New York City’s database has over 11,000 crime suspects. The Orange County, CA district attorney’s office has approximately 90,000 profiles, including those of persons who committed low-level crimes as part of their plea bargain or in exchange for charges being dropped against them. In Central Florida, there are several law enforcement agencies that have pooled their DNA databases. A Baltimore Maryland database contains DNA from more than 3,000 homicide victims.
According to a representative from DNA: SI Labs, a company that sells DNA testing and database services to police departments, the trend among local police of having their own databases has resulted from police frustration with national databases, which contain DNA samples from convicted persons going to prison and do not include people still out on the streets that may have committed crimes and are “slipping under the radar.”
However, critics are concerned about the lax rules pertaining to local databases and privacy issues.

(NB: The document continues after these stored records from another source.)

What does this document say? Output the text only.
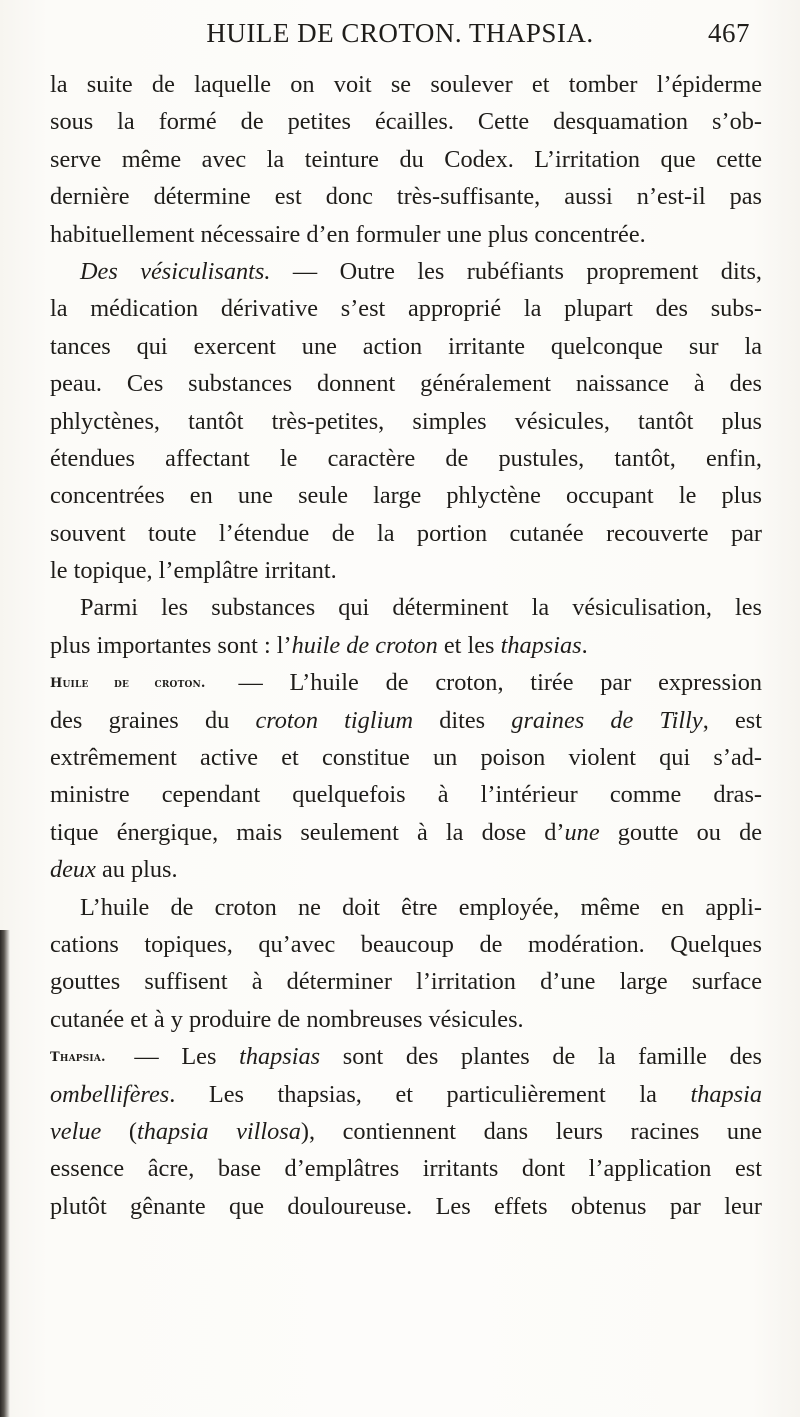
HUILE DE CROTON. THAPSIA.	467
la suite de laquelle on voit se soulever et tomber l’épiderme
sous la formé de petites écailles. Cette desquamation s’ob-
serve même avec la teinture du Codex. L’irritation que cette
dernière détermine est donc très-suffisante, aussi n’est-il pas
habituellement nécessaire d’en formuler une plus concentrée.
Des vésiculisants. — Outre les rubéfiants proprement dits,
la médication dérivative s’est approprié la plupart des subs-
tances qui exercent une action irritante quelconque sur la
peau. Ces substances donnent généralement naissance à des
phlyctènes, tantôt très-petites, simples vésicules, tantôt plus
étendues affectant le caractère de pustules, tantôt, enfin,
concentrées en une seule large phlyctène occupant le plus
souvent toute l’étendue de la portion cutanée recouverte par
le topique, l’emplâtre irritant.
Parmi les substances qui déterminent la vésiculisation, les
plus importantes sont : l’huile de croton et les thapsias.
Huile de croton. — L’huile de croton, tirée par expression
des graines du croton tiglium dites graines de Tilly, est
extrêmement active et constitue un poison violent qui s’ad-
ministre cependant quelquefois à l’intérieur comme dras-
tique énergique, mais seulement à la dose d’une goutte ou de
deux au plus.
L’huile de croton ne doit être employée, même en appli-
cations topiques, qu’avec beaucoup de modération. Quelques
gouttes suffisent à déterminer l’irritation d’une large surface
cutanée et à y produire de nombreuses vésicules.
Thapsia. — Les thapsias sont des plantes de la famille des
ombellifères. Les thapsias, et particulièrement la thapsia
velue (thapsia villosa), contiennent dans leurs racines une
essence âcre, base d’emplâtres irritants dont l’application est
plutôt gênante que douloureuse. Les effets obtenus par leur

In some jurisdictions, only suspect’s DNA is submitted to local databases, while others may ask a victim of a home or auto burglary to submit their DNA to rule them out as a suspect. However, without specific state and federal rules, this means that police can collect samples from people who have not been convicted or arrested of just violent crimes and may include innocent victims as well, who may not realize that their DNA may be stored for future uses and searches.
Issues such as to whose DNA should be taken, how samples are stored and used, and the potential for tampering and misuse are issues that are still unresolved and may be need to be addressed by the Supreme Court in the future.